The KBW Bank Index fell 1.87%, ending the week off 2.65%.

"There were a lot of capital raises this week, which was a culmination of the stress test process," said Walter "Bucky" Hellwig, senior vice president of Regions Financial Corp.'s Morgan Asset Management. "It's akin to all the good news being in those stocks, and it's an opportune to time to take profit."

Investors are now refocusing on economic issues, Hellwig said, "specifically with regard whether we're going to continue to have the green shoots or whether they are going to whither away."

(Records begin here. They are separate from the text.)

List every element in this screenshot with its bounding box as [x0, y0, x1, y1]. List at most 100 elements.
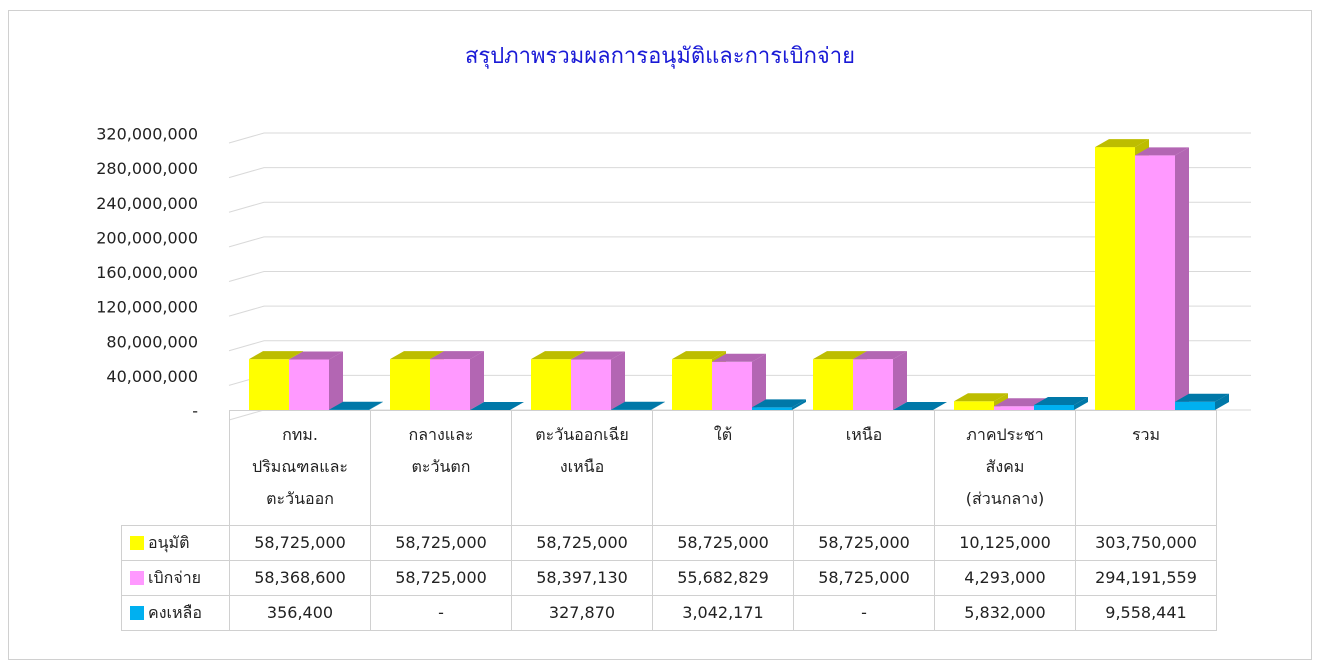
grid-line [228, 305, 1251, 317]
bar-top [329, 401, 383, 410]
bar [1095, 147, 1135, 410]
grid-line [228, 271, 1251, 282]
table-value: - [793, 595, 935, 631]
table-value: 303,750,000 [1075, 525, 1217, 561]
bar-side [752, 353, 766, 410]
bar-side [329, 351, 343, 410]
table-value: 4,293,000 [934, 560, 1076, 596]
category-label: กทม. ปริมณฑลและ ตะวันออก [229, 410, 371, 526]
bar-top [813, 351, 867, 360]
bar [994, 406, 1034, 410]
table-value: 3,042,171 [652, 595, 794, 631]
category-label: ภาคประชา สังคม (ส่วนกลาง) [934, 410, 1076, 526]
category-label: รวม [1075, 410, 1217, 526]
y-tick-label: 320,000,000 [96, 125, 198, 144]
y-tick-label: 80,000,000 [106, 332, 198, 351]
category-label: ตะวันออกเฉีย งเหนือ [511, 410, 653, 526]
y-tick-label: 280,000,000 [96, 159, 198, 178]
table-value: 58,725,000 [370, 525, 512, 561]
bar [712, 361, 752, 410]
table-value: 10,125,000 [934, 525, 1076, 561]
bar [249, 359, 289, 410]
bar-top [1095, 139, 1149, 148]
legend-swatch [130, 571, 144, 585]
bar-top [752, 399, 806, 408]
bar-top [853, 351, 907, 360]
legend-entry: คงเหลือ [121, 595, 230, 631]
table-value: 356,400 [229, 595, 371, 631]
grid-line [228, 132, 1251, 144]
bar-top [430, 351, 484, 360]
frame [8, 10, 1312, 660]
bar-side [369, 401, 383, 410]
bar [289, 359, 329, 410]
bar-top [1175, 393, 1229, 402]
bar [853, 359, 893, 410]
bar [752, 407, 792, 410]
bar-top [893, 402, 947, 410]
y-tick-label: 200,000,000 [96, 228, 198, 247]
table-value: 58,725,000 [652, 525, 794, 561]
table-value: 58,725,000 [793, 560, 935, 596]
bar [1135, 155, 1175, 410]
bar-top [611, 401, 665, 410]
bar [531, 359, 571, 410]
table-value: 58,397,130 [511, 560, 653, 596]
table-value: 5,832,000 [934, 595, 1076, 631]
grid-line [228, 236, 1251, 248]
y-tick-label: 160,000,000 [96, 263, 198, 282]
table-value: 58,368,600 [229, 560, 371, 596]
table-value: 58,725,000 [511, 525, 653, 561]
grid-line [228, 340, 1251, 352]
bar-top [712, 353, 766, 362]
bar-top [1034, 396, 1088, 405]
bar-top [571, 351, 625, 360]
bar [390, 359, 430, 410]
legend-label: คงเหลือ [148, 603, 202, 622]
bar [571, 359, 611, 410]
category-label: ใต้ [652, 410, 794, 526]
legend-entry: อนุมัติ [121, 525, 230, 561]
table-value: - [370, 595, 512, 631]
bar-top [531, 351, 585, 360]
chart-title: สรุปภาพรวมผลการอนุมัติและการเบิกจ่าย [465, 44, 855, 69]
table-value: 294,191,559 [1075, 560, 1217, 596]
bar-side [893, 351, 907, 410]
table-value: 9,558,441 [1075, 595, 1217, 631]
bar-side [651, 401, 665, 410]
table-value: 58,725,000 [370, 560, 512, 596]
bar-top [470, 402, 524, 410]
bar-top [249, 351, 303, 360]
bar-top [289, 351, 343, 360]
table-value: 327,870 [511, 595, 653, 631]
legend-swatch [130, 536, 144, 550]
bar-side [1215, 393, 1229, 410]
legend-label: เบิกจ่าย [148, 568, 202, 587]
category-label: เหนือ [793, 410, 935, 526]
bar-side [1175, 147, 1189, 410]
table-value: 58,725,000 [793, 525, 935, 561]
legend-entry: เบิกจ่าย [121, 560, 230, 596]
bar [1175, 401, 1215, 410]
bar [1034, 404, 1074, 410]
grid-line [228, 201, 1251, 213]
bar [430, 359, 470, 410]
table-value: 58,725,000 [229, 525, 371, 561]
y-tick-label: 120,000,000 [96, 298, 198, 317]
y-tick-label: - [192, 402, 198, 421]
bar-top [1135, 147, 1189, 156]
bar-top [994, 398, 1048, 407]
bar [954, 401, 994, 410]
bar [672, 359, 712, 410]
bar [813, 359, 853, 410]
category-label: กลางและ ตะวันตก [370, 410, 512, 526]
legend-label: อนุมัติ [148, 533, 190, 552]
table-value: 55,682,829 [652, 560, 794, 596]
bar-top [672, 351, 726, 360]
grid-line [228, 167, 1251, 179]
bar-side [470, 351, 484, 410]
legend-swatch [130, 606, 144, 620]
y-tick-label: 240,000,000 [96, 194, 198, 213]
y-tick-label: 40,000,000 [106, 367, 198, 386]
bar-side [1074, 396, 1088, 410]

Decliners included Bank of America Corp., which fell 3%, JPMorgan Chase & Co., 1.4%, Wells Fargo & Co., 2.9%, U.S. Bancorp, 1.6%, SunTrust Banks Inc., 6%, Marshall & Ilsley Corp., 5.5%, Regions Financial Corp., 6 cents to $4.04 and Citigroup Inc., 5 cents to $3.67.

Gainers included M&T Bank Corp., 0.3%, Cullen/Frost Bankers Inc., 0.4% and People's United Financial Inc. in Bridgeport, Conn., 1.2%.

The Dow Jones industrial average fell 0.18% and the Standard & Poor's, 0.15%.

Eugenio J. Aleman, a senior economist at Wells Fargo, wrote in a note Friday that U.S. monetary policy should not be politicized.

"In some sense the Federal Reserve attacked the bursting of the dot.com bubble and the effects of the September 11 attacks with more money, creating a new and bigger bubble in the housing market," Aleman wrote. "Now, the extremely expansionary monetary and fiscal policy we are following could be the harbinger of an even worse event to come. Thus, we need monetary policy and monetary policymakers to remain independent of the political process so they can correctly bring this unorthodox monetary experiment to a successful conclusion."